Харитон просто сиял, подобно начищенному пятаку, шумно принимал поздравления и пребывал, по наблюдению Жирнова, в отличном настроении.
— Да ты просто цветешь и пахнешь, — заметил Владимир, улыбаясь. — Извини, подарка тебе не привез, некогда было домой заехать. Даже переодеться не успел.
Мичман отмахнулся, радостно разглядывая гостя:
— Да шут с ним, с подарком! Главное, ты сам явился, а то ужас, сколько времени не виделись. Переодеться, говоришь?
И только тут Харитон заметил отлично сидевший на приятеле новый "с иголочки" костюм.
— Ну ни фига себе! — присвистнул он и начал с серьезным видом загибать пальцы. — На работе все время занят, да еще в костюме... Одуреть, Володька! Поздравляю!
— Это тебя поздравлять надо, — спокойно заметил Жирнов, внутренне гордо улыбнувшись словам Мичмана.
Тут к столику подлетела толпа ребят, выделяющихся на общем фоне остальных посетителей своей какой-то динамичной пластичностью и звериной грацией, и шумные поздравления начались вновь. Мичман улыбался, пожимая бесчисленные руки и громко смеясь. Он пытался что-то отвечать на поздравления и, вероятно, смог бы перекричать всю компанию, если бы захотел, но почему-то не стал. Толпа снова схлынула, и Харитон сел на прежнее место.
— Ну рассказывай, как жизнь? Давно тебя не видел.
— Да вот, работаю, видишь. С временем напряженка стала.
Мичман усмехнулся, продолжая с некоторым удивлением разглядывать Берсеркера. Да черт... какой он теперь Берсеркер? В костюмчике за месячную Харитонову зарплату (а зарабатывал он неплохо).
— Но-но, не надо пускать пыль в глаза простым советским труженикам! — заявил он, ухмыльнувшись. — Работа, понимаю. Семья, понимаю. А выходные на что? А вечера? Мог бы заглянуть! Проведать! А то бросили меня одного. Глип, вон, и тот куда-то смылся...
И Харитон шутливо начал заламывать руки, изображая страдания всеми покинутого именинника, что, впрочем, выглядело не очень убедительно — глаза его смеялись, несмотря на притворно печальный голос. Да и снова окружившая его, чтобы присоединиться к поздравлениям, новая партия трейсеров и просто знакомых несколько мешала представлению.

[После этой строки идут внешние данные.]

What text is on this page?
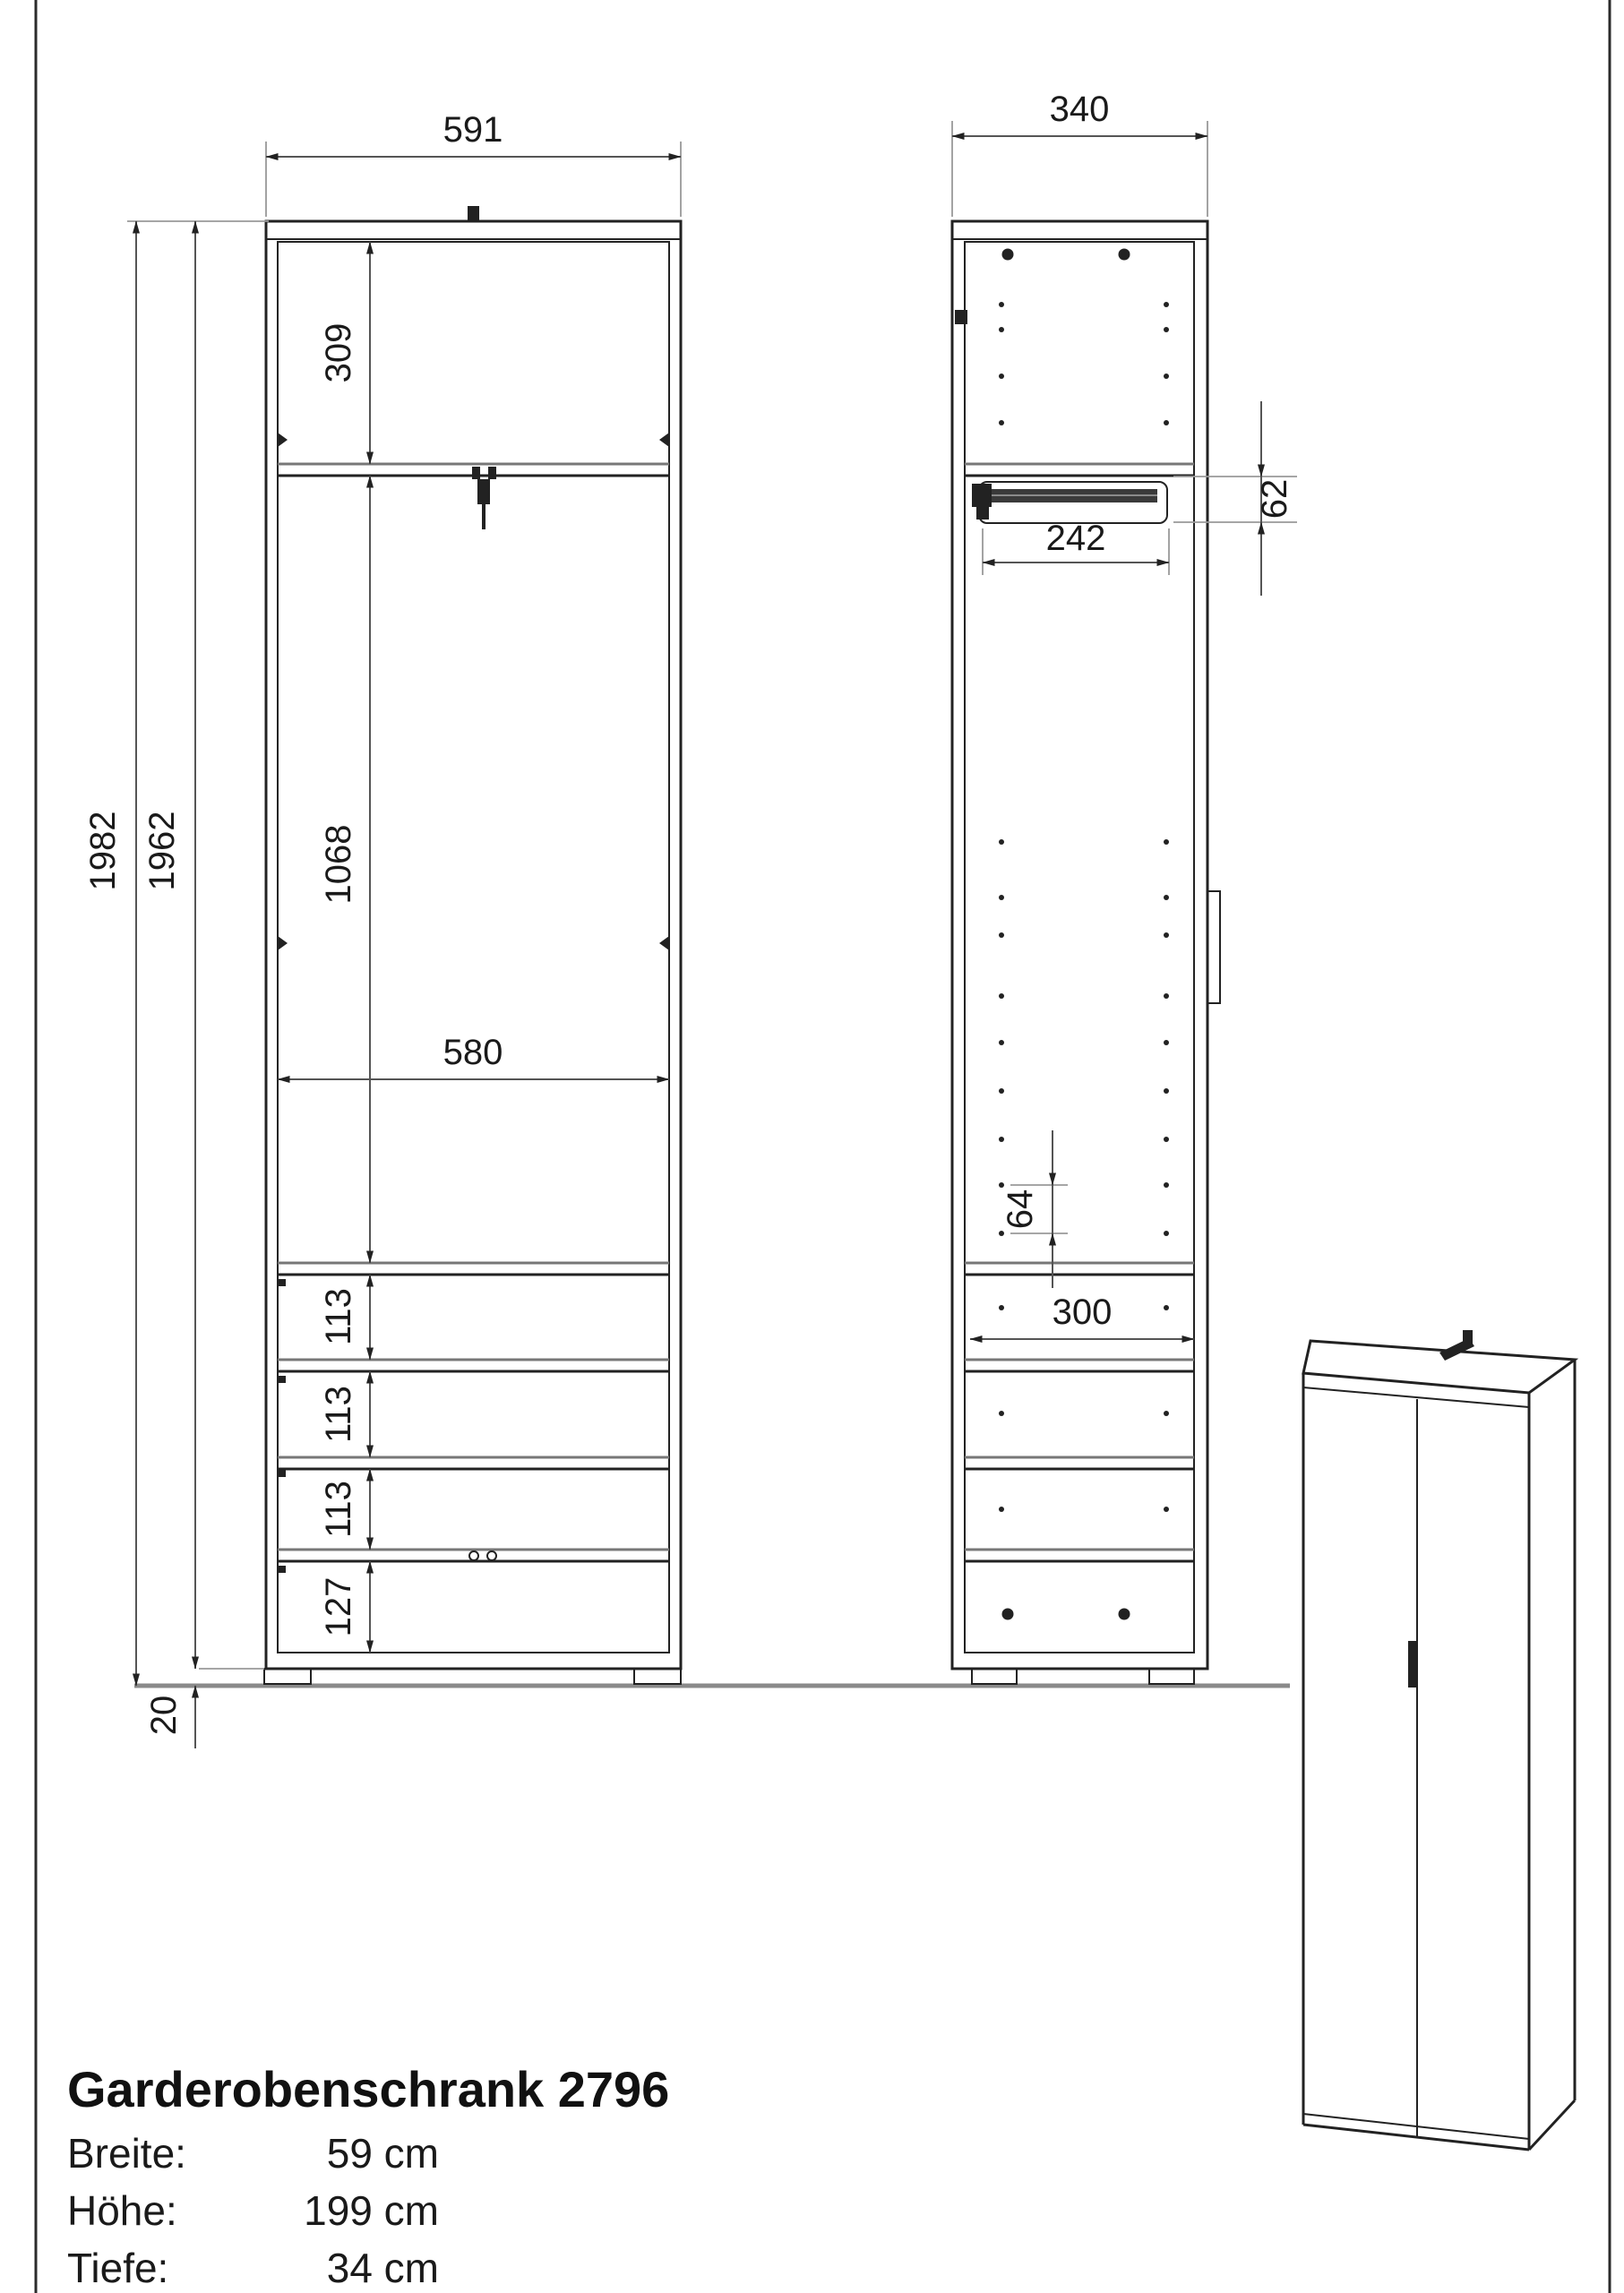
591
1982 1962
20
309
1068
580
113
113
113
127
340
62
242
64
300
Garderobenschrank 2796
Breite:	59 cm
Höhe:	199 cm
Tiefe:	34 cm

Когда вокруг стало ощутимо тише, несмотря на громкую музыку, Жирнов ответил, продолжая прерванный разговор:
— Да уж! Бросили! Одинокий ты и несчастный народный любимец.
Мичман шутливо раскланялся, а Владимир неожиданно серьезно продолжил:
— А я, правда, занят был. Кроме работы я еще контраварийному вождению учился. В "Мастер-Пилоте". Слышал о таком?
Мичман тут же схватился за сердце, изображая сердечный приступ, окружающие, покатились со смеху, а Владимиру почему-то вдруг стало очень неприятно. День рождения днем рождения, но эта комедия начинала ему надоедать. Почему это Харитон не воспринимает его всерьез?
— Володька! Берсеркер! И ты! — Тем временем ораторствовал именинник. — И тебя заарканил этот безумный мир машин и дорогих костюмов! Как ты мог променять свободу передвижения на железный катафалк! Зависеть от цен на бензин, уличных пробок и светофоров! Нет! Ты меня убиваешь. Стыдись, ведь я могу не дожить до своего двадцатишестилетия, — Харитон быстро взглянул на часы и уже совсем другим тоном продолжил. — Которое, кстати, случится ровно через час и двадцать минут.
Берсеркер рассмеялся:
— Это что это ты называешь катафалком? Мою новенькую Subaru WRX 4 Turbo? Да и потом, какие светофоры и пробки? Ты что, прослушал? Я для того и ходил на курсы, чтобы уметь быстро и аккуратно добираться до места, минуя пробки!
— Ну конечно, — скептически усмехнулся Мичман. — Вот только быстроты это тебе прибавит в любом до дрожи знакомом месте. А попробуй объехать пробку по переулкам в незнакомом районе города!
— А что я, зря столько морочился с компьютерными гонками? Да после полугода ежедневных заездов по виртуальной Москве с сегодняшней-то реалистичной прорисовкой расположения всех улиц, я белокаменную знаю как свои пять пальцев!
— Чего? Хрен то! — вскинулся Харитон, неожиданно повысив голос. Несколько трейсеров, заинтересовавшиеся происходящим, окружили спорщиков. — Улицы! Прорисованные! Виртуальные! Тоже мне! Да мне сложно представить, что может быть длиннее самого короткого автомобильного пути по улицам и переулкам любого города! Тебя в школе не учили, что кратчайшее расстояние между двумя точками — это прямая!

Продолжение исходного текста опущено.